My husband and I did not intend to fall in love with farming, goats and cheese that weekend. But it happened anyways. We stayed two nights in a refurbished Airstream trailer that overlooked a field with a Llama. Our hostess tucked award-winning, aged, hard cheeses into our small kitchenette for us to sample while sitting on the covered porch at sunset. While making coffee in our small trailer, I watched the largest woodpecker I’ve ever seen scour a decaying tree stump for insect morsels. And we got to play with a lot of goats.

Pholia Farms has Nubian Dwarves and LaManchas. They produce high fat milk that is great for cheese making while being a manageable sized animal (unlike say a Jersey Cow). The disposition of the goats intrigued us. They reminded us of dogs – each with a unique, quirky personality. In fact, we even had the opportunity to go on a walk with the goats. Yes, all 40+ of them, through trails around the farm so they could graze on natural forage. We were also fortunate enough to visit the farm while there were baby goats (kids). While the adults grazed on nearby hay stacks, the kids erratically jumped in the air or even played on a playground set. Adorable to say the least.

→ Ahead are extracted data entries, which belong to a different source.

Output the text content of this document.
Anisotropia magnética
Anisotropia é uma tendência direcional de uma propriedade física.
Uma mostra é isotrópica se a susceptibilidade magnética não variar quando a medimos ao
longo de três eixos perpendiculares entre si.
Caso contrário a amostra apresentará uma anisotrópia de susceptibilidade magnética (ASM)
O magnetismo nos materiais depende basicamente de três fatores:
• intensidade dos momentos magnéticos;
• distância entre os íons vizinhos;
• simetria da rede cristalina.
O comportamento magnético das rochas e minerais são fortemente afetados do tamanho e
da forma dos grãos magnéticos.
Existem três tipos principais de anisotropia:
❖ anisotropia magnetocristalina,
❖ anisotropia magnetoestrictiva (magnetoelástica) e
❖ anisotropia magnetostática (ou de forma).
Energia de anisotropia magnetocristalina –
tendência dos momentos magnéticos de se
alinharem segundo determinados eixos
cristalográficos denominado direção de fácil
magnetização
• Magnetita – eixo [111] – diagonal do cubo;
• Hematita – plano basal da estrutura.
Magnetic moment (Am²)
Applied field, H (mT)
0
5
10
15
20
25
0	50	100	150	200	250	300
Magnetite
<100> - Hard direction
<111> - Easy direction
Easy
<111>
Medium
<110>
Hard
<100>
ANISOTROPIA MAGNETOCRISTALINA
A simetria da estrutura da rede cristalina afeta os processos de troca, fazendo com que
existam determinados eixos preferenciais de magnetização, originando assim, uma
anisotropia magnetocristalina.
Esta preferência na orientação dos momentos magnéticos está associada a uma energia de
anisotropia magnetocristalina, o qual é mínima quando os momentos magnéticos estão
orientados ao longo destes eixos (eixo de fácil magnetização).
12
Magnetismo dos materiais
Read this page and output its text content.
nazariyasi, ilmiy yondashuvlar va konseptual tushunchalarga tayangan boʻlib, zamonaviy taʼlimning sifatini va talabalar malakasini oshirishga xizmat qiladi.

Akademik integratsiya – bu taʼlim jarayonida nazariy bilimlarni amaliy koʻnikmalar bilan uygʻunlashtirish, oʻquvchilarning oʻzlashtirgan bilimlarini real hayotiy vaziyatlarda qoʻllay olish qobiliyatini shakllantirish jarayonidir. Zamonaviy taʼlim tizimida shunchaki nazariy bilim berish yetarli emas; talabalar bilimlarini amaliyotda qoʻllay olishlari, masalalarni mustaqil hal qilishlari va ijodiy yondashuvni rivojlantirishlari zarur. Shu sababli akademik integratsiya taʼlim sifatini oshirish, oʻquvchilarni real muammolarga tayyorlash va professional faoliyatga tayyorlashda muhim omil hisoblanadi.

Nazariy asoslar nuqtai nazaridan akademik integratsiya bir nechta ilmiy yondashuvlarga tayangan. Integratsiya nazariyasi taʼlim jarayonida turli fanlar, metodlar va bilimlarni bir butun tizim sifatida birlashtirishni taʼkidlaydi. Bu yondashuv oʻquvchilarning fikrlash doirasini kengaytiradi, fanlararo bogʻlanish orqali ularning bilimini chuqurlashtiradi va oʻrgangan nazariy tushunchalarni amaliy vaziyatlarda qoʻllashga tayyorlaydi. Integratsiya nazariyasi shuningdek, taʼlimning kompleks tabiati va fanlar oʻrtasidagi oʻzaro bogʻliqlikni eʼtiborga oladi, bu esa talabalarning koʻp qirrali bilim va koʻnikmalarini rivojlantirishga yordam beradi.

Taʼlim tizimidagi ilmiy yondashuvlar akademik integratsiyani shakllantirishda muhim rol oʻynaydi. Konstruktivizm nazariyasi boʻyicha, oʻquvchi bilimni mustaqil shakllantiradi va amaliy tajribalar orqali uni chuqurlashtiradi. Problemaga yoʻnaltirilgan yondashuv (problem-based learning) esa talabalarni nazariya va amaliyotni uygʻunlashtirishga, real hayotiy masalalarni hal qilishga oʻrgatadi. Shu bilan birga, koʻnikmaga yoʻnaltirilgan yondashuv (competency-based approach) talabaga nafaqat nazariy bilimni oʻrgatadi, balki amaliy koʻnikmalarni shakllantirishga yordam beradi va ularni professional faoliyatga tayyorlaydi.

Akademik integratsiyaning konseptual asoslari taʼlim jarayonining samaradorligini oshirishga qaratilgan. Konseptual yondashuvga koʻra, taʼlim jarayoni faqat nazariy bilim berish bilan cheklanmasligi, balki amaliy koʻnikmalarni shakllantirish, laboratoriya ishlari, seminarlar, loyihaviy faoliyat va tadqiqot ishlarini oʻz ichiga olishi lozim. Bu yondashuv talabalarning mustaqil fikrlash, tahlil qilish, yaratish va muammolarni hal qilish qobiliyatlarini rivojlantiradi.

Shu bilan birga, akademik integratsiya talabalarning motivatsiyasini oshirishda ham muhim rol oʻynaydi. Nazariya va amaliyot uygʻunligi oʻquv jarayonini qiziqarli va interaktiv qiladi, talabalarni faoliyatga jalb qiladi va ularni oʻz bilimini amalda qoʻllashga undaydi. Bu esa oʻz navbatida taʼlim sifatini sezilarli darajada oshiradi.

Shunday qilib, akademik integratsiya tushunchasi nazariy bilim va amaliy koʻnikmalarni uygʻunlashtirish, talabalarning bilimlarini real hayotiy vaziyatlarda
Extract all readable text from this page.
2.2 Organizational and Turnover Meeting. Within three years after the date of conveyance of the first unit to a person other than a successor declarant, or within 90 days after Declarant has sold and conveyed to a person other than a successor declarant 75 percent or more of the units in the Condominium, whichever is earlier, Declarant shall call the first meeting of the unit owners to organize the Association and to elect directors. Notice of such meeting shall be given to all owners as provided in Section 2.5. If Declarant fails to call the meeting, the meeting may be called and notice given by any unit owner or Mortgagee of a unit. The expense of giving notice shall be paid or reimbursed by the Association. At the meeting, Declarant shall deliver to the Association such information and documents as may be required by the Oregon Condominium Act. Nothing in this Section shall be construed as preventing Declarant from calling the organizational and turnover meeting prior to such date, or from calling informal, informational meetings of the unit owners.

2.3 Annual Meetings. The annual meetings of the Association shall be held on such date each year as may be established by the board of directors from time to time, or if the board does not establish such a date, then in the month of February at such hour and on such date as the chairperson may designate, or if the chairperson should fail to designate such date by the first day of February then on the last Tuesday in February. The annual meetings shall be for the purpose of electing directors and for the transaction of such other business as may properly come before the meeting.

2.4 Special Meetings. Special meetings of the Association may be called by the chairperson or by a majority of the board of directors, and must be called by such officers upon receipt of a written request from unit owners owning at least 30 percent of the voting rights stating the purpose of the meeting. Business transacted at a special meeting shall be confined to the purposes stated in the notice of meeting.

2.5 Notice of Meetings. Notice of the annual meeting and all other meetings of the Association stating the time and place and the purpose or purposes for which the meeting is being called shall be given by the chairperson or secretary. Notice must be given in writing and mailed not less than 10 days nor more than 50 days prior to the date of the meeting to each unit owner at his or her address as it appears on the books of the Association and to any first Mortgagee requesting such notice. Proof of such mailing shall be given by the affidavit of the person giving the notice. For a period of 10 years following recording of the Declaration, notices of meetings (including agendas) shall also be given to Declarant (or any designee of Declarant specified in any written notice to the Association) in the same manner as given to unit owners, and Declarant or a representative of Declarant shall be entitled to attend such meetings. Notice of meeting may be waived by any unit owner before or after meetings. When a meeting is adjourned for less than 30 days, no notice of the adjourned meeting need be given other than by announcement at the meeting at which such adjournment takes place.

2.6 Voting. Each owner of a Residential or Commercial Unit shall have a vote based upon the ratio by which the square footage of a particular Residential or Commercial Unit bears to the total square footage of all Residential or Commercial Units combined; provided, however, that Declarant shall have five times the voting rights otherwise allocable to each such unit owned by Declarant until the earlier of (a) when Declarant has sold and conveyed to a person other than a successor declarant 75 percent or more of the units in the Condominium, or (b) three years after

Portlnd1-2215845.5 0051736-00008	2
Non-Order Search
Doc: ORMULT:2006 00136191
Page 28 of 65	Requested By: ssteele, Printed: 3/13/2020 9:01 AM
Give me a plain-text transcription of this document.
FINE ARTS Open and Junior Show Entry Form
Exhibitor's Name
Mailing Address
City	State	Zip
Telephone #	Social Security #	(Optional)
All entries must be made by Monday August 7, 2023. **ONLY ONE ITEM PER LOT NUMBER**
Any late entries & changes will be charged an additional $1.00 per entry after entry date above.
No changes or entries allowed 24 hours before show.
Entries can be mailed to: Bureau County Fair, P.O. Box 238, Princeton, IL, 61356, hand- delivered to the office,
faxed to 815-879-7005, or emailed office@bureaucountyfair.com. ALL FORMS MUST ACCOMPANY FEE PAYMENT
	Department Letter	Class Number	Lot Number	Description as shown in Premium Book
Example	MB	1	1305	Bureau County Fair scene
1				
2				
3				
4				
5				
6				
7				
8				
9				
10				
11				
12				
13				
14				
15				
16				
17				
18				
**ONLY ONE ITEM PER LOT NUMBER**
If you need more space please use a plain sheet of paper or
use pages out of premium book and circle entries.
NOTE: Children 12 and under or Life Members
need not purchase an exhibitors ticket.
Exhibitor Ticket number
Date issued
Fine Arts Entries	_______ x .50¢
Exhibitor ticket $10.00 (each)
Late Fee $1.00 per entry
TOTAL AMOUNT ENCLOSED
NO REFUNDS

I’m thankful to our lovely hosts Vern and Gianaclis. They opened our eyes that with proper planning, determination, resourcefulness and focus you can succeed. They’ve approached farming and their dairy as a business first. Airstream rental, livestock sale, cheese sale, and cheese making classes are all product lines that are tweaked over time. They’re extremely smart, talented, and warm people – and I couldn’t have been luckier to have the opportunity to meet them and stay with them. Also if you are contemplating starting a small dairy or getting into cheese making, you must immediately buy Gianaclis’ books.